Are you the type of person who makes decisions based on cold facts and evidence? What are some things you should consider when it comes to evidence-based decision-making?
Considering evidence when making a decision is important, especially when it comes to high-stakes decisions. However, not all evidence is created equal. Never base your decisions on single-case evidence. Instead, base your decisions on representative evidence: evidence that reflects a large sample of cases.
Here’s why you shouldn’t rely on case evidence when making decisions.
Case Evidence vs. Representative Evidence
Sometimes, we make poor decisions because we base our choices on case evidence. Case evidence is usually a single data point or anecdote that doesn’t necessarily represent the actual probability of an outcome. This type of evidence-based decision-making can be misleading because it gives you the impression that an outcome is more or less likely than it actually is.
For example, imagine that you’re considering whether to invest in bitcoin. You hear from a colleague that her bitcoin investment is making significant returns. Her situation is an example of case evidence, and it may not reflect the actual probability of profiting from a bitcoin investment.
A Solution: Base Your Decisions on Representative Evidence
To avoid basing your decisions on case evidence, Bevelin claims that you should base your decisions on representative evidence. This evidence is more likely to reflect the actual probability of an outcome. For example, you could search for data revealing whether or not new bitcoin investors are making money. A recent study reveals that three in four new bitcoin investors have lost money on their initial investments. Because this research reflects the experiences of a large representation of bitcoin investors, it’s more reliable than a single colleague’s testimony.

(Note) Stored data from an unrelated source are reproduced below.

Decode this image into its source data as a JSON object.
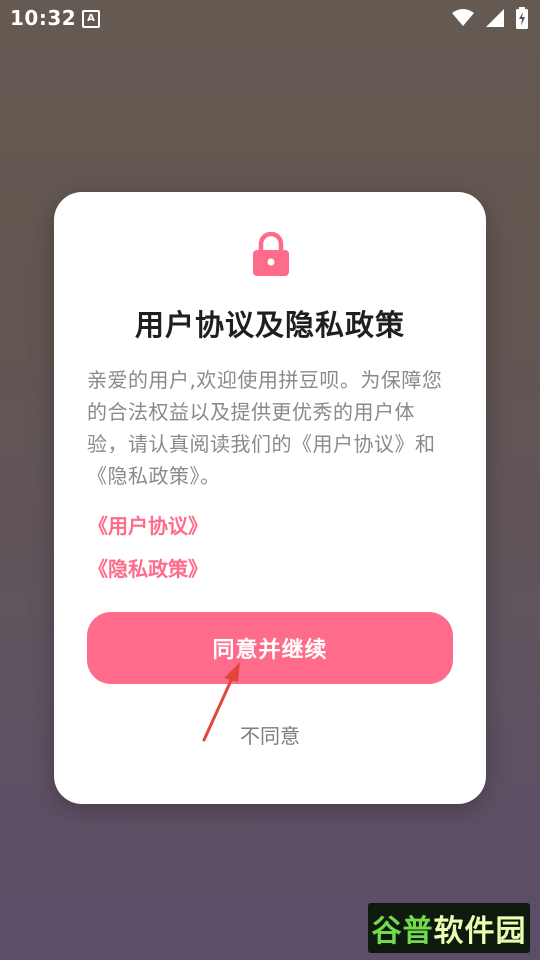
{
  "status_bar": {
    "time": "10:32",
    "notification_icon_text": "A",
    "icons": [
      "wifi-icon",
      "cell-signal-icon",
      "battery-charging-icon"
    ]
  },
  "dialog": {
    "icon": "lock-icon",
    "title": "用户协议及隐私政策",
    "body": "亲爱的用户,欢迎使用拼豆呗。为保障您的合法权益以及提供更优秀的用户体验，请认真阅读我们的《用户协议》和《隐私政策》。",
    "link_user_agreement": "《用户协议》",
    "link_privacy_policy": "《隐私政策》",
    "agree_button": "同意并继续",
    "disagree_button": "不同意"
  },
  "watermark": {
    "part1": "谷普",
    "part2": "软件园"
  },
  "colors": {
    "accent": "#ff6b8a",
    "background_top": "#655a52",
    "background_bottom": "#5c4d69",
    "arrow": "#e0473a"
  }
}
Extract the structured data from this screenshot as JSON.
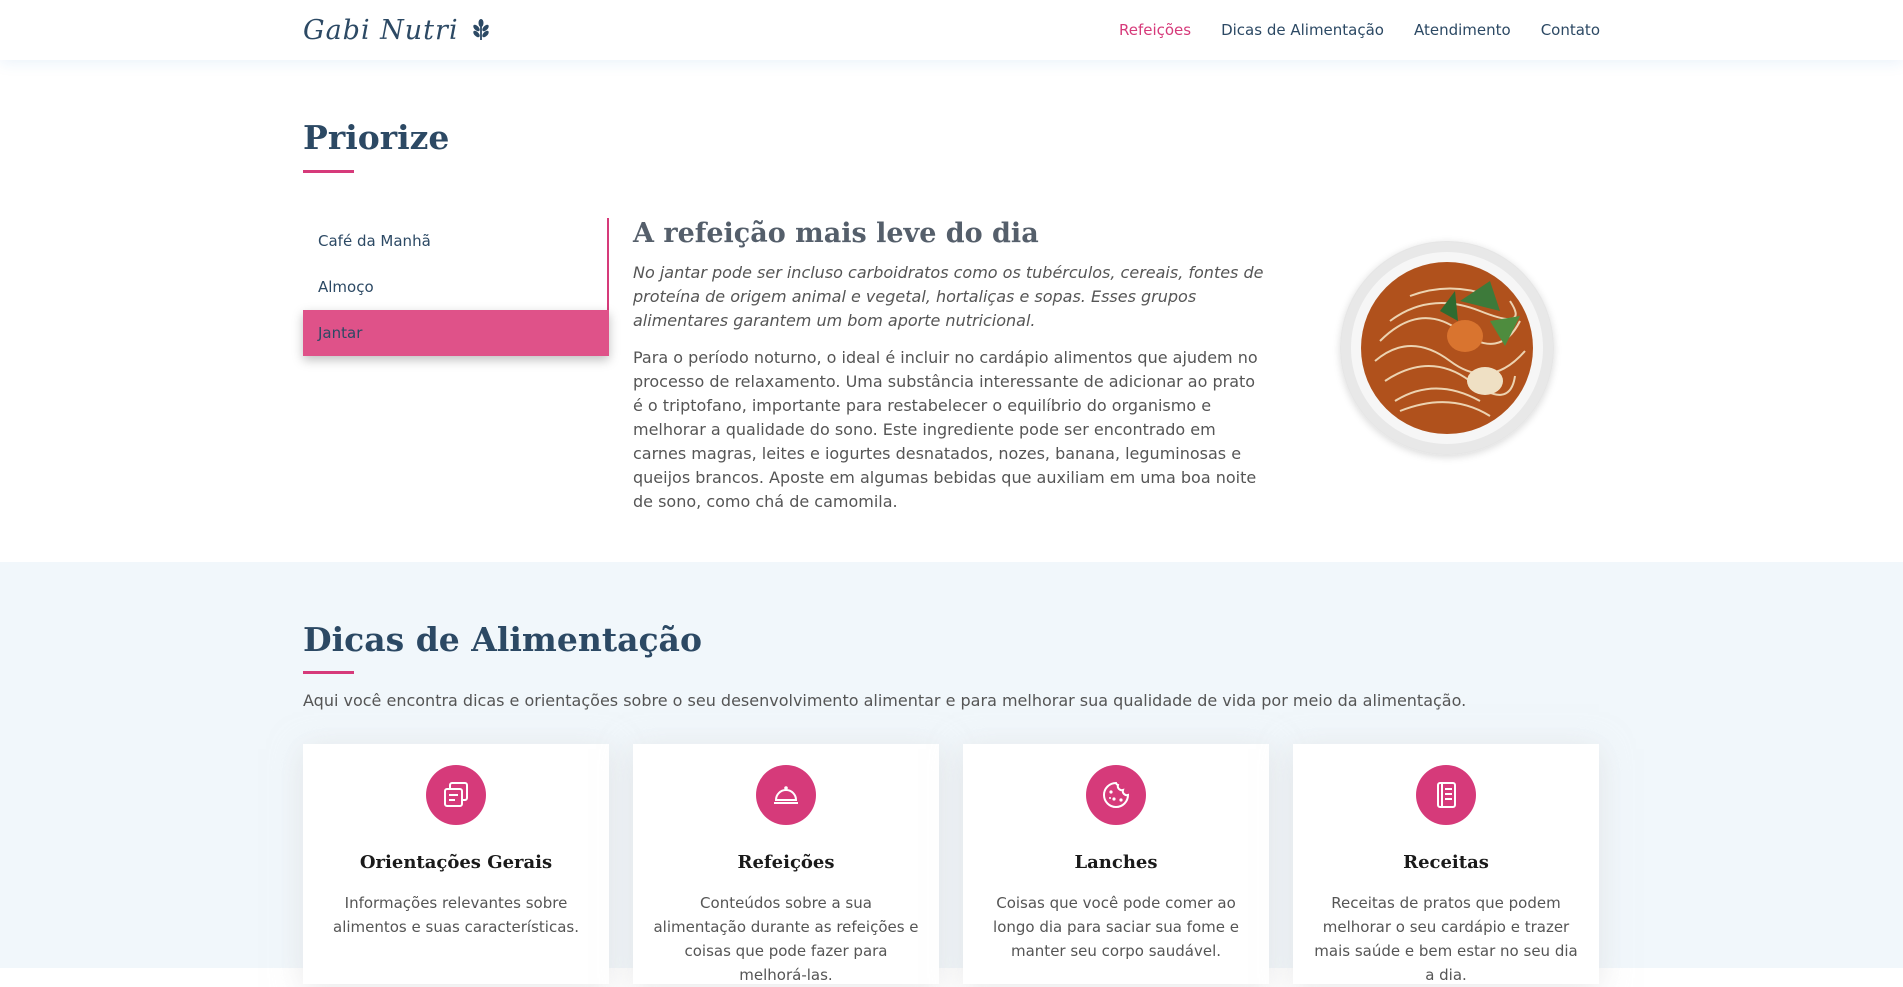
{
  "header": {
    "logo_text": "Gabi Nutri",
    "nav": [
      {
        "label": "Refeições",
        "active": true
      },
      {
        "label": "Dicas de Alimentação",
        "active": false
      },
      {
        "label": "Atendimento",
        "active": false
      },
      {
        "label": "Contato",
        "active": false
      }
    ]
  },
  "priorize": {
    "title": "Priorize",
    "tabs": [
      {
        "label": "Café da Manhã",
        "active": false
      },
      {
        "label": "Almoço",
        "active": false
      },
      {
        "label": "Jantar",
        "active": true
      }
    ],
    "content": {
      "heading": "A refeição mais leve do dia",
      "lead": "No jantar pode ser incluso carboidratos como os tubérculos, cereais, fontes de proteína de origem animal e vegetal, hortaliças e sopas. Esses grupos alimentares garantem um bom aporte nutricional.",
      "body": "Para o período noturno, o ideal é incluir no cardápio alimentos que ajudem no processo de relaxamento. Uma substância interessante de adicionar ao prato é o triptofano, importante para restabelecer o equilíbrio do organismo e melhorar a qualidade do sono. Este ingrediente pode ser encontrado em carnes magras, leites e iogurtes desnatados, nozes, banana, leguminosas e queijos brancos. Aposte em algumas bebidas que auxiliam em uma boa noite de sono, como chá de camomila."
    }
  },
  "dicas": {
    "title": "Dicas de Alimentação",
    "description": "Aqui você encontra dicas e orientações sobre o seu desenvolvimento alimentar e para melhorar sua qualidade de vida por meio da alimentação.",
    "cards": [
      {
        "icon": "documents-icon",
        "title": "Orientações Gerais",
        "text": "Informações relevantes sobre alimentos e suas características."
      },
      {
        "icon": "cloche-icon",
        "title": "Refeições",
        "text": "Conteúdos sobre a sua alimentação durante as refeições e coisas que pode fazer para melhorá-las."
      },
      {
        "icon": "cookie-icon",
        "title": "Lanches",
        "text": "Coisas que você pode comer ao longo dia para saciar sua fome e manter seu corpo saudável."
      },
      {
        "icon": "journal-icon",
        "title": "Receitas",
        "text": "Receitas de pratos que podem melhorar o seu cardápio e trazer mais saúde e bem estar no seu dia a dia."
      }
    ]
  },
  "colors": {
    "accent": "#d63a7a",
    "heading": "#2c4964",
    "tab_active": "#df5289",
    "section_bg": "#f1f7fb"
  }
}
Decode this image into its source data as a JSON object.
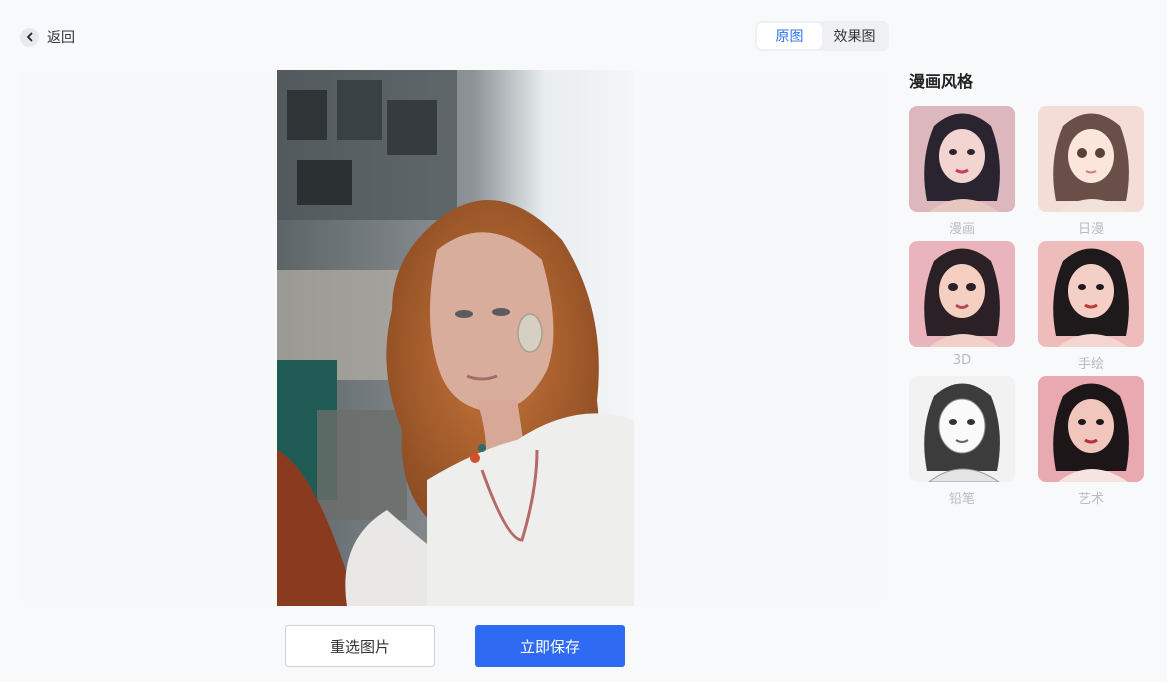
{
  "header": {
    "back_label": "返回"
  },
  "view_toggle": {
    "original_label": "原图",
    "effect_label": "效果图",
    "active": "original"
  },
  "panel": {
    "title": "漫画风格",
    "styles": [
      {
        "label": "漫画"
      },
      {
        "label": "日漫"
      },
      {
        "label": "3D"
      },
      {
        "label": "手绘"
      },
      {
        "label": "铅笔"
      },
      {
        "label": "艺术"
      }
    ]
  },
  "actions": {
    "reselect_label": "重选图片",
    "save_label": "立即保存"
  },
  "colors": {
    "accent": "#2f6bf2",
    "active_tab_text": "#2b73f0",
    "style_label": "#b7bcc4"
  }
}
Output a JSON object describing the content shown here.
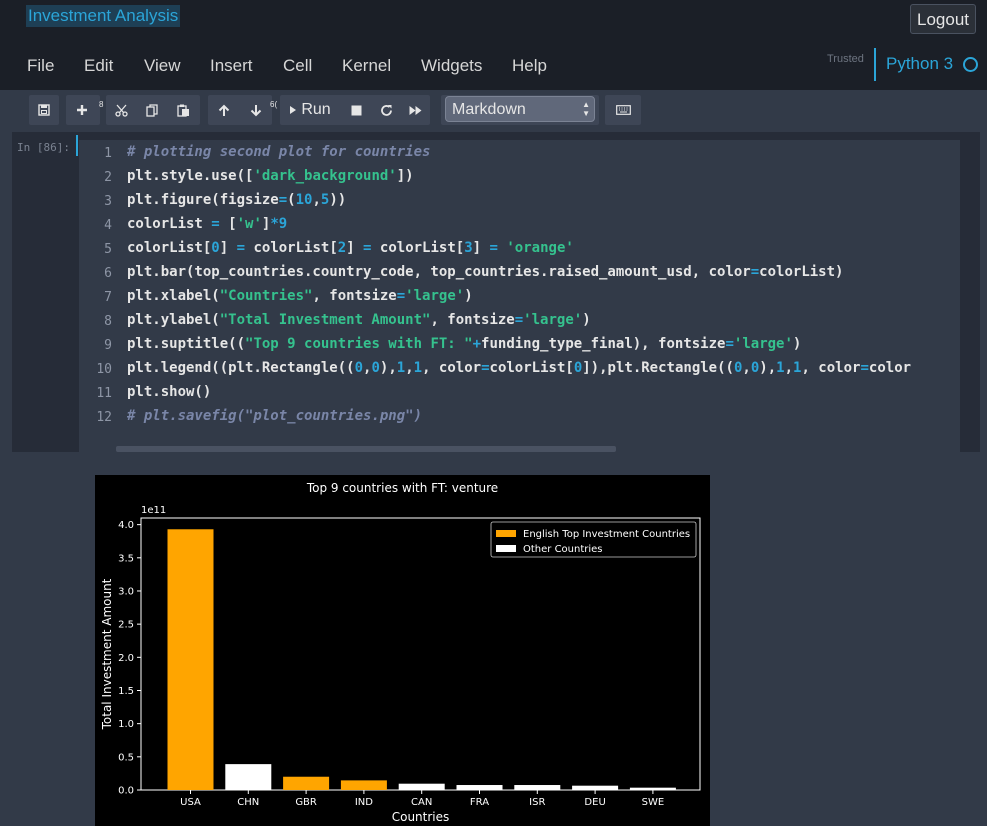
{
  "header": {
    "title": "Investment Analysis",
    "logout_label": "Logout",
    "trusted_label": "Trusted",
    "kernel_name": "Python 3"
  },
  "menu": [
    "File",
    "Edit",
    "View",
    "Insert",
    "Cell",
    "Kernel",
    "Widgets",
    "Help"
  ],
  "toolbar": {
    "run_label": "Run",
    "cell_type": "Markdown"
  },
  "cell": {
    "prompt": "In [86]:",
    "line_numbers": [
      "1",
      "2",
      "3",
      "4",
      "5",
      "6",
      "7",
      "8",
      "9",
      "10",
      "11",
      "12"
    ],
    "code_lines": [
      "# plotting second plot for countries",
      "plt.style.use(['dark_background'])",
      "plt.figure(figsize=(10,5))",
      "colorList = ['w']*9",
      "colorList[0] = colorList[2] = colorList[3] = 'orange'",
      "plt.bar(top_countries.country_code, top_countries.raised_amount_usd, color=colorList)",
      "plt.xlabel(\"Countries\", fontsize='large')",
      "plt.ylabel(\"Total Investment Amount\", fontsize='large')",
      "plt.suptitle((\"Top 9 countries with FT: \"+funding_type_final), fontsize='large')",
      "plt.legend((plt.Rectangle((0,0),1,1, color=colorList[0]),plt.Rectangle((0,0),1,1, color=color",
      "plt.show()",
      "# plt.savefig(\"plot_countries.png\")"
    ]
  },
  "chart_data": {
    "type": "bar",
    "title": "Top 9 countries with FT: venture",
    "xlabel": "Countries",
    "ylabel": "Total Investment Amount",
    "offset_text": "1e11",
    "categories": [
      "USA",
      "CHN",
      "GBR",
      "IND",
      "CAN",
      "FRA",
      "ISR",
      "DEU",
      "SWE"
    ],
    "values": [
      3.93,
      0.39,
      0.2,
      0.145,
      0.095,
      0.075,
      0.075,
      0.065,
      0.035
    ],
    "bar_colors": [
      "#ffa500",
      "#ffffff",
      "#ffa500",
      "#ffa500",
      "#ffffff",
      "#ffffff",
      "#ffffff",
      "#ffffff",
      "#ffffff"
    ],
    "ylim": [
      0,
      4.1
    ],
    "yticks": [
      "0.0",
      "0.5",
      "1.0",
      "1.5",
      "2.0",
      "2.5",
      "3.0",
      "3.5",
      "4.0"
    ],
    "legend": [
      {
        "label": "English Top Investment Countries",
        "color": "#ffa500"
      },
      {
        "label": "Other Countries",
        "color": "#ffffff"
      }
    ],
    "legend_position": "top-right",
    "grid": false
  }
}
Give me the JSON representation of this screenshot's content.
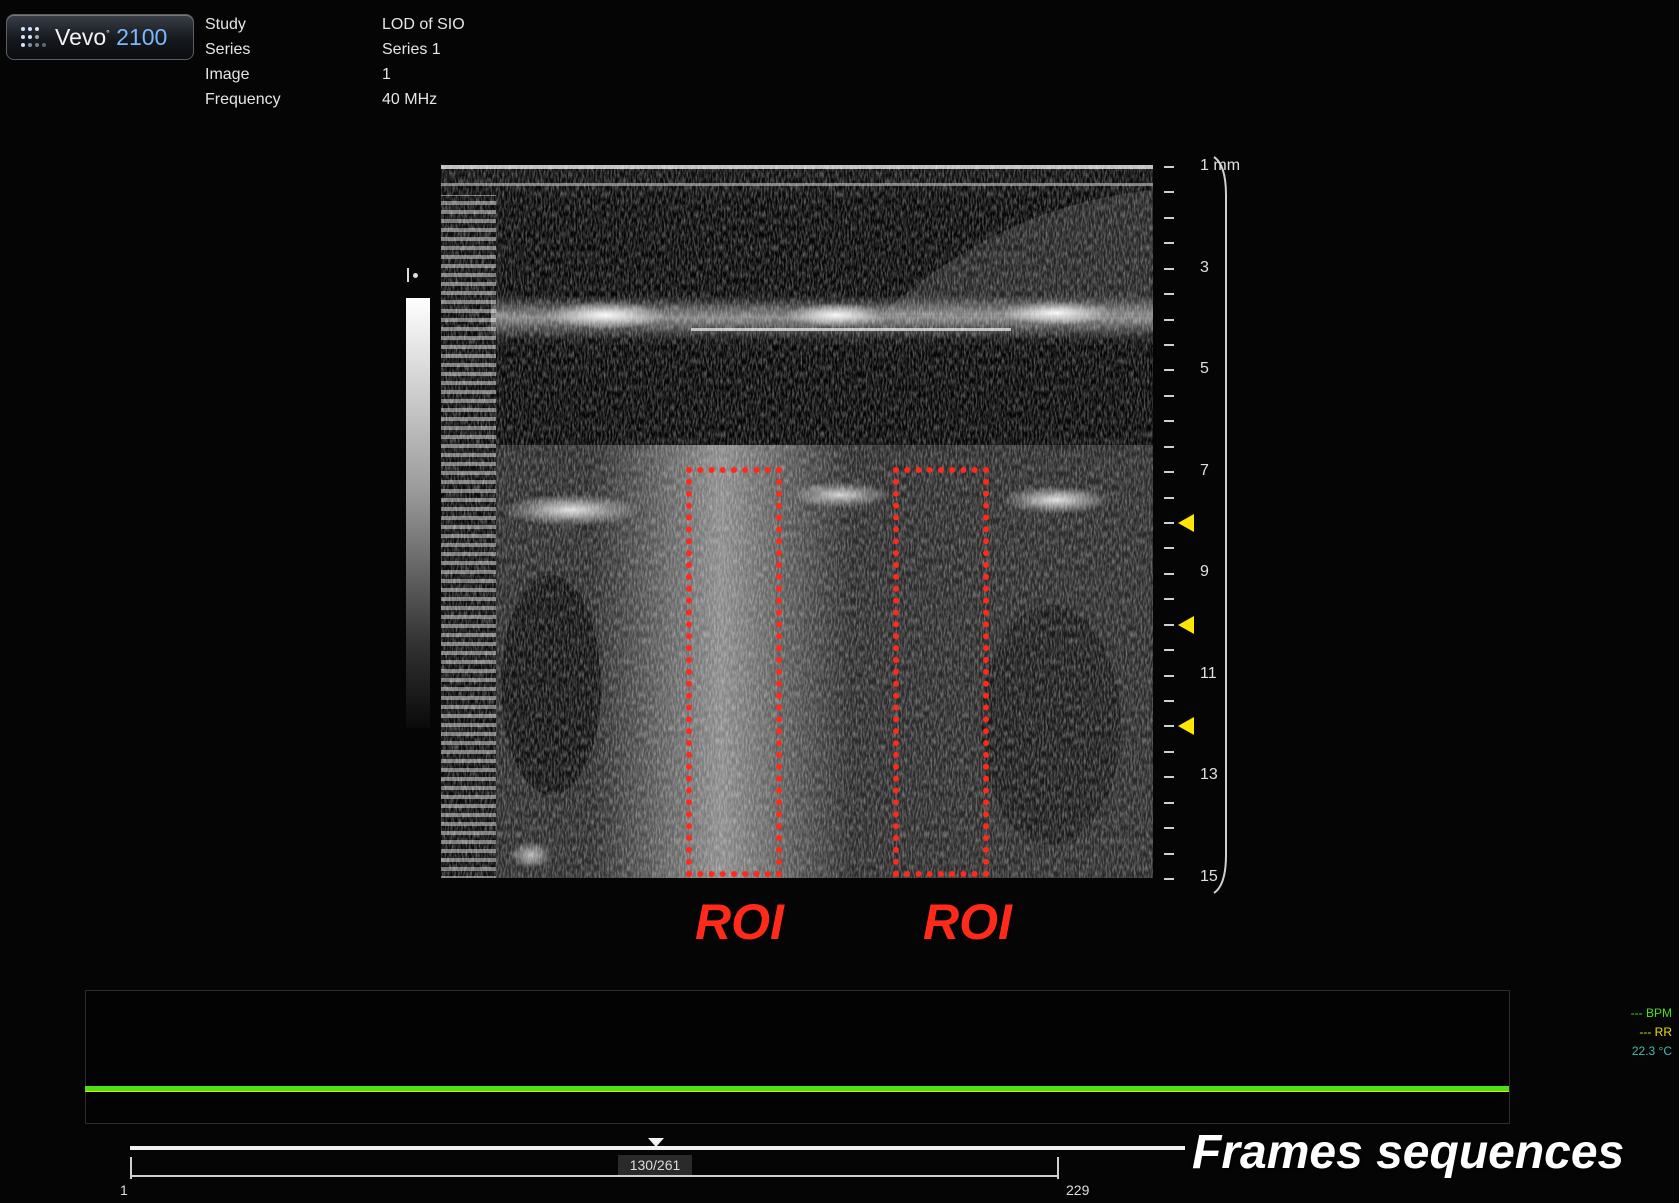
{
  "logo": {
    "brand": "Vevo",
    "model": "2100"
  },
  "study_info": [
    {
      "label": "Study",
      "value": "LOD of SIO"
    },
    {
      "label": "Series",
      "value": "Series 1"
    },
    {
      "label": "Image",
      "value": "1"
    },
    {
      "label": "Frequency",
      "value": "40 MHz"
    }
  ],
  "depth_scale": {
    "unit": "mm",
    "labels": [
      "1",
      "3",
      "5",
      "7",
      "9",
      "11",
      "13",
      "15"
    ],
    "focus_marker_depths_mm": [
      8,
      10,
      12
    ],
    "focus_color": "#ffe600"
  },
  "roi": {
    "labels": [
      "ROI",
      "ROI"
    ],
    "color": "#ff2a1a"
  },
  "physio": {
    "bpm_label": "--- BPM",
    "rr_label": "--- RR",
    "temperature": "22.3 °C",
    "line_color": "#49e01c"
  },
  "timeline": {
    "frame_counter": "130/261",
    "range_start": "1",
    "range_end": "229",
    "caption": "Frames sequences"
  }
}
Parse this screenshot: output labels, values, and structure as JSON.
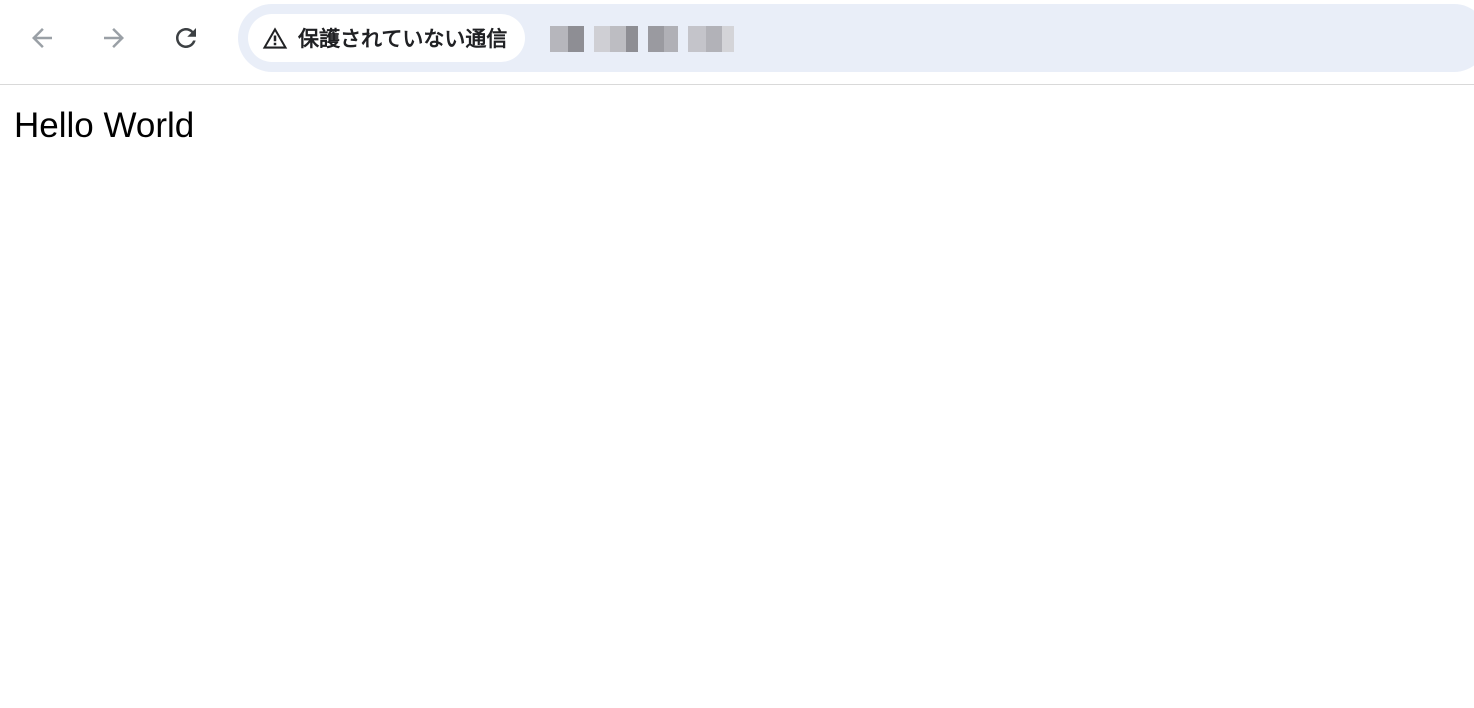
{
  "toolbar": {
    "back_icon": "arrow-left-icon",
    "forward_icon": "arrow-right-icon",
    "reload_icon": "reload-icon",
    "security": {
      "icon": "warning-triangle-icon",
      "label": "保護されていない通信"
    },
    "url_obscured": true
  },
  "page": {
    "text": "Hello World"
  },
  "colors": {
    "omnibox_bg": "#e9eef8",
    "nav_icon_disabled": "#9aa0a6",
    "nav_icon_enabled": "#3c4043"
  }
}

(Shortform note: Marketers sometimes leverage our tendency to base our choices on case evidence, as opposed to stronger representative evidence that may work against these marketers’ interests. Experts on marketing claim that you can increase your sales if you share testimonials from current customers who enjoyed your product or service. These testimonials draw in new customers who feel compelled by others’ success stories, even if those testimonials aren’t representative of the average customer experience.)